Tanti altri e tanti dubbi
Tantissimi a raccontare il Giro d’Italia della Rai, dalle comparse ai protagonisti. Possono piacere o meno, ma il lavoro fatto dagli ex corridori non è stato affatto male. Bell’esordio per Damiano Cunego, così come si è fatto apprezzare Daniele Bennati. Anche Garzelli ci è parso migliorato nel suo ruolo affianco a una Alessandra De Stefano graffiante e che, tutto sommato, ci piace tornata a dirigere il Processo alla Tappa. Le critiche nei suoi confronti sono di essere troppo “buona” con i corridori e forse li provoca poco, ha recuperato tutto nel giorno dell’ammutinamento dove ha disintegrato l’inconsistenza di chi parlava a nome dei corridori.
In ultimo e agli opposti, mettiamo Fabio Genovesi e Luigi Sgarbozza.
Il primo è il lato culturale del Giro che è servito a raccontare l’Italia anche ai non appassionati di ciclismo. Non dimentichiamo che il Giro, in televisione, è promozione del Paese. Genovesi ha aggiustato il tiro e non ha strabordato inserendo aneddoti e racconti nella storia della corsa. Sgarbozza è stato un ritorno difficile da spiegare. Da ex corridore ha anche delle idee. Ma la sensazione che fosse messo lì per essere preso in giro per la sua difficoltà di linguaggio trasformandolo in una macchietta da chi lo affiancava è forte. Il suo ruolo, alla fine, diventava ridicolo e grottesco, sminuendo quel che di buono poteva fare. Davvero c’è bisogno di un teatro del genere? Il ciclismo moderno è altro, perché tirarlo in basso?
Diverse cose da rivedere, insomma, compreso il ruolo di Gianni Bugno in evidente imbarazzo nel cercare di difendere i corridori a tutti i costi (ma perché poi? Un sindacalista deve fare il bene dei suoi assistiti anche bacchettandoli quando serve, non spalmandosi sui loro capricci) e fare il telecronista Rai. La sensazione è che, soprattutto in quell’occasione, si sia giocato male le carte (ripreso più volte, e giustamente, anche da De Luca) e difficilmente lo sentiremo ancora in telecronaca. In effetti i suoi interventi spot, magari dall’elicottero che guidava personalmente, erano di altro livello. E Bugno stesso, merita di più.

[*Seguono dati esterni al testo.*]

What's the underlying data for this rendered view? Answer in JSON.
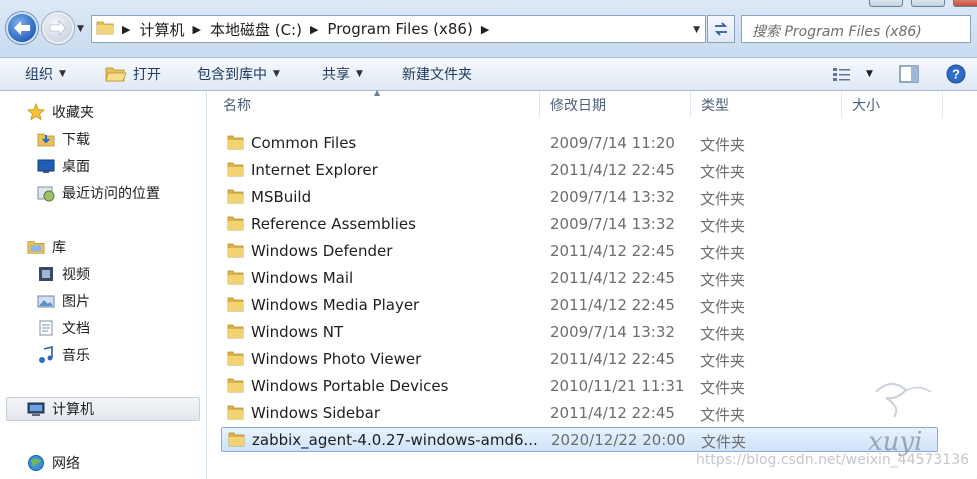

A compensare, a contorno di tutto, gli interventi di Marco Pastonesi, un fuoriclasse che andrebbe coinvolto di più probabilmente.
Ai margini, fuori dalla telecronaca, ma pur sempre in Rai, l’impegno radiofonico di Massimo Ghirotto e Silvio Martinello. Descrivere il ciclismo in radio è esercizio d’altri tempi e il loro impegno è stato molto apprezzato dal pubblico.
Meriti Rai
Se diciamo i difetti, però, vanno detti anche i meriti. Lo sforzo enorme per le dirette c’è stato (e non è poco riempire due reti quando ci sono anche le classiche in contemporanea e di questo sforzo va dato atto ad Auro Bulbarelli ma anche ad Alessandro Fabretti per il coordinamento delle squadre di lavoro. Geniale anche l’apparizione degli ospiti in modalità “realtà aumentata” al Processo alla Tappa che ha permesso di “aggirare” i distanziamenti necessari con il virtuale. Così come va dato merito a Franco Bortuzzo che ha curato l’evolversi degli avvenimenti e gli interventi da fuori studio. Sforzi che hanno portato il ciclismo, e l’Italia, in giro per il mondo.
Guido P. Rubino
Molto meglio la coppia di Eurosport!
l’ho già scritto e mi ripeto. Martinello forever per la voce, radiofonica al massimo !, senza pause e tentennamenti e supportata da competenze … da campione del mondo. spiace non ci sia più Petacchi che a me piaceva moltissimo come commentatore. la De Stefano, purtroppo, ha una voce acuta e sgradevole che la penalizza anticipatamente.
io guardavo la telecronaca ma ascoltavo la, poca, radiocronaca.